# Solow-Swan Model - Diagram and Equation

In the Solow-Swan Model, why is the (n+δ)k curve drawn as a line from the origin? What is the economic intuition underlying the same? Also, what is the economic intuition underlying the fundamental differential equation of the Solow-Swan model? [ k̇ = s.f(k) - (n+δ)k]

In the Solow-Swan Model, why is the (n+δ)k curve drawn as a line from the origin?

In the graph output per capita ($$y$$) is graphed on $$y$$-axis and capital per capita $$k$$ on $$x$$-axis. Solow-Swan model typically uses Cobb-Douglas production function where (recall all is in per capita terms, your textbook might have full production function as $$Y=AK^{\beta}L^{1-\beta}$$, below we divide both sides by $$L$$ and $$x=X/L$$):

$$y= Ak^{\beta}$$

As a consequence of the above when $$k=0$$ both $$y=0$$ and $$(n+\delta)k=0$$ so you start at origin.

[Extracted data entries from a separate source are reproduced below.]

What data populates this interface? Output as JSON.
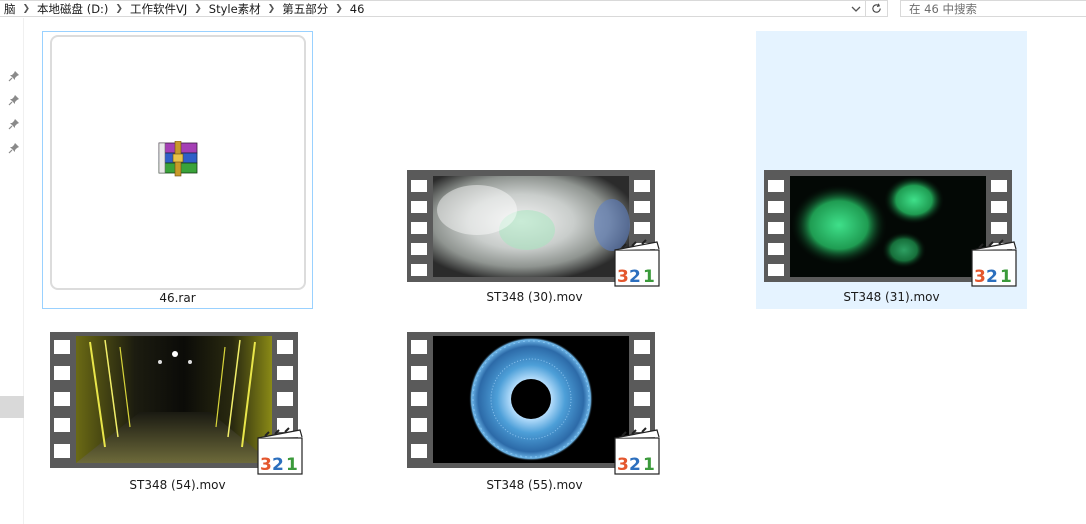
{
  "breadcrumbs": [
    "脑",
    "本地磁盘 (D:)",
    "工作软件VJ",
    "Style素材",
    "第五部分",
    "46"
  ],
  "search": {
    "placeholder": "在 46 中搜索"
  },
  "icons": {
    "refresh": "refresh-icon",
    "dropdown": "chevron-down-icon",
    "search": "search-icon",
    "pin": "pin-icon",
    "archive": "winrar-archive-icon",
    "player": "media-player-classic-321-icon"
  },
  "colors": {
    "selection": "#e5f3ff",
    "focus_border": "#99d1ff",
    "film": "#5a5a5a",
    "badge_3": "#e4572e",
    "badge_2": "#2c6fbe",
    "badge_1": "#3b9a3b"
  },
  "files": [
    {
      "name": "46.rar",
      "type": "archive",
      "state": "focused"
    },
    {
      "name": "ST348 (30).mov",
      "type": "video",
      "thumb": "white-smoke",
      "state": "normal"
    },
    {
      "name": "ST348 (31).mov",
      "type": "video",
      "thumb": "green-smoke",
      "state": "selected"
    },
    {
      "name": "ST348 (54).mov",
      "type": "video",
      "thumb": "yellow-tunnel",
      "state": "normal"
    },
    {
      "name": "ST348 (55).mov",
      "type": "video",
      "thumb": "blue-ring",
      "state": "normal"
    }
  ],
  "badge": {
    "digits": [
      "3",
      "2",
      "1"
    ]
  }
}
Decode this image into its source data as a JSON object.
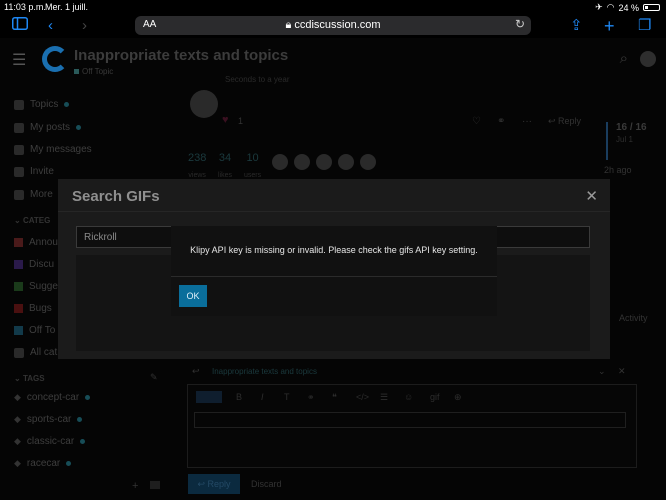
{
  "status_bar": {
    "time": "11:03 p.m.",
    "date": "Mer. 1 juill.",
    "battery": "24 %",
    "battery_level": 0.24
  },
  "browser": {
    "text_size": "AA",
    "url": "ccdiscussion.com"
  },
  "header": {
    "title": "Inappropriate texts and topics",
    "category": "Off Topic"
  },
  "sidebar": {
    "nav": [
      {
        "label": "Topics"
      },
      {
        "label": "My posts"
      },
      {
        "label": "My messages"
      },
      {
        "label": "Invite"
      },
      {
        "label": "More"
      }
    ],
    "categories_heading": "CATEG",
    "categories": [
      {
        "label": "Annou",
        "color": "#4a1a1a"
      },
      {
        "label": "Discu",
        "color": "#2a1a4a"
      },
      {
        "label": "Sugge",
        "color": "#1a3a1a"
      },
      {
        "label": "Bugs",
        "color": "#4a1010"
      },
      {
        "label": "Off To",
        "color": "#123a4a"
      },
      {
        "label": "All cat"
      }
    ],
    "tags_heading": "TAGS",
    "tags": [
      {
        "label": "concept-car"
      },
      {
        "label": "sports-car"
      },
      {
        "label": "classic-car"
      },
      {
        "label": "racecar"
      }
    ]
  },
  "post": {
    "faded_text": "Seconds to a year",
    "likes": "1",
    "reply_label": "Reply",
    "stats": [
      {
        "value": "238",
        "label": "views"
      },
      {
        "value": "34",
        "label": "likes"
      },
      {
        "value": "10",
        "label": "users"
      }
    ],
    "timeline": {
      "position": "16 / 16",
      "date": "Jul 1"
    },
    "last_activity": "2h ago",
    "activity_label": "Activity",
    "reply_to": "Inappropriate texts and topics"
  },
  "composer": {
    "reply_button": "Reply",
    "discard": "Discard"
  },
  "gif_modal": {
    "title": "Search GIFs",
    "search_value": "Rickroll"
  },
  "alert": {
    "message": "Klipy API key is missing or invalid. Please check the gifs API key setting.",
    "ok_label": "OK"
  }
}
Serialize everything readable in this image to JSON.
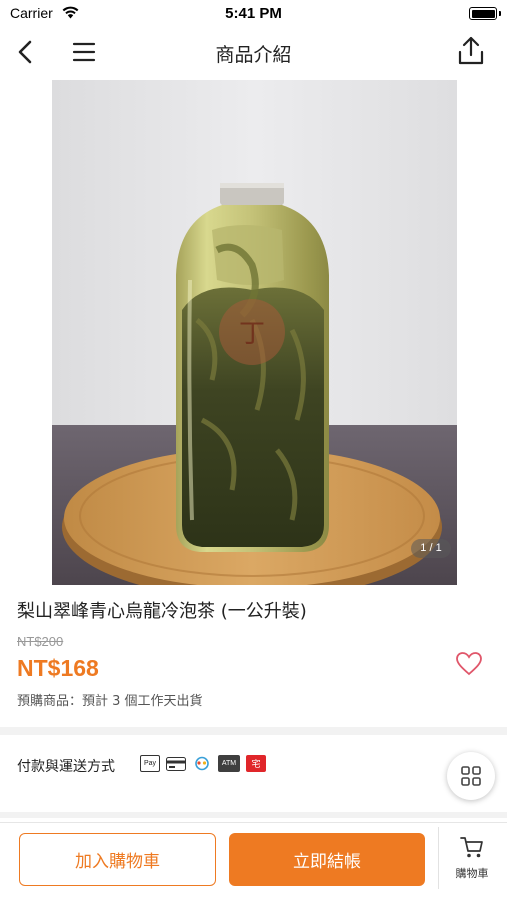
{
  "status_bar": {
    "carrier": "Carrier",
    "time": "5:41 PM"
  },
  "nav": {
    "title": "商品介紹",
    "back_icon": "chevron-left-icon",
    "menu_icon": "hamburger-menu-icon",
    "share_icon": "share-icon"
  },
  "gallery": {
    "counter": "1 / 1"
  },
  "product": {
    "title": "梨山翠峰青心烏龍冷泡茶 (一公升裝)",
    "original_price": "NT$200",
    "price": "NT$168",
    "preorder_note": "預購商品：預計 3 個工作天出貨"
  },
  "payment": {
    "label": "付款與運送方式",
    "methods": [
      "Pay",
      "ATM",
      "宅"
    ]
  },
  "actions": {
    "add_to_cart": "加入購物車",
    "checkout": "立即結帳",
    "cart_tab": "購物車"
  },
  "colors": {
    "accent": "#ee7a22",
    "heart": "#e0566a"
  }
}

What is the economic intuition underlying the same?

The intuition is that since in the selected (Cobb-Douglas) production function to produce anything you need to have at least some capital, without any capital it is impossible to produce anything.

Also, what is the economic intuition underlying the fundamental differential equation of the Solow-Swan model? [ k̇ = sf(k) - (n+δ)k]

The $$\dot{k} = sf(k) - (n+δ)k \quad$$ in plain English says:

Change in per capita capital is equal to portion of saved per capita output $$sf(k)=sy$$ minus the depletion of capital stock per capita caused either by depreciation (damage to machines or buildings over time as they are used) or growth of population which depletes the per capita stock of capital since well its all in per capita terms so more people means less capital per person.

Its basically just common sense that change in per capita capital stock is equal to addition of new capital (through saving output) minus depreciation of capital or decrease of per capita capital stock.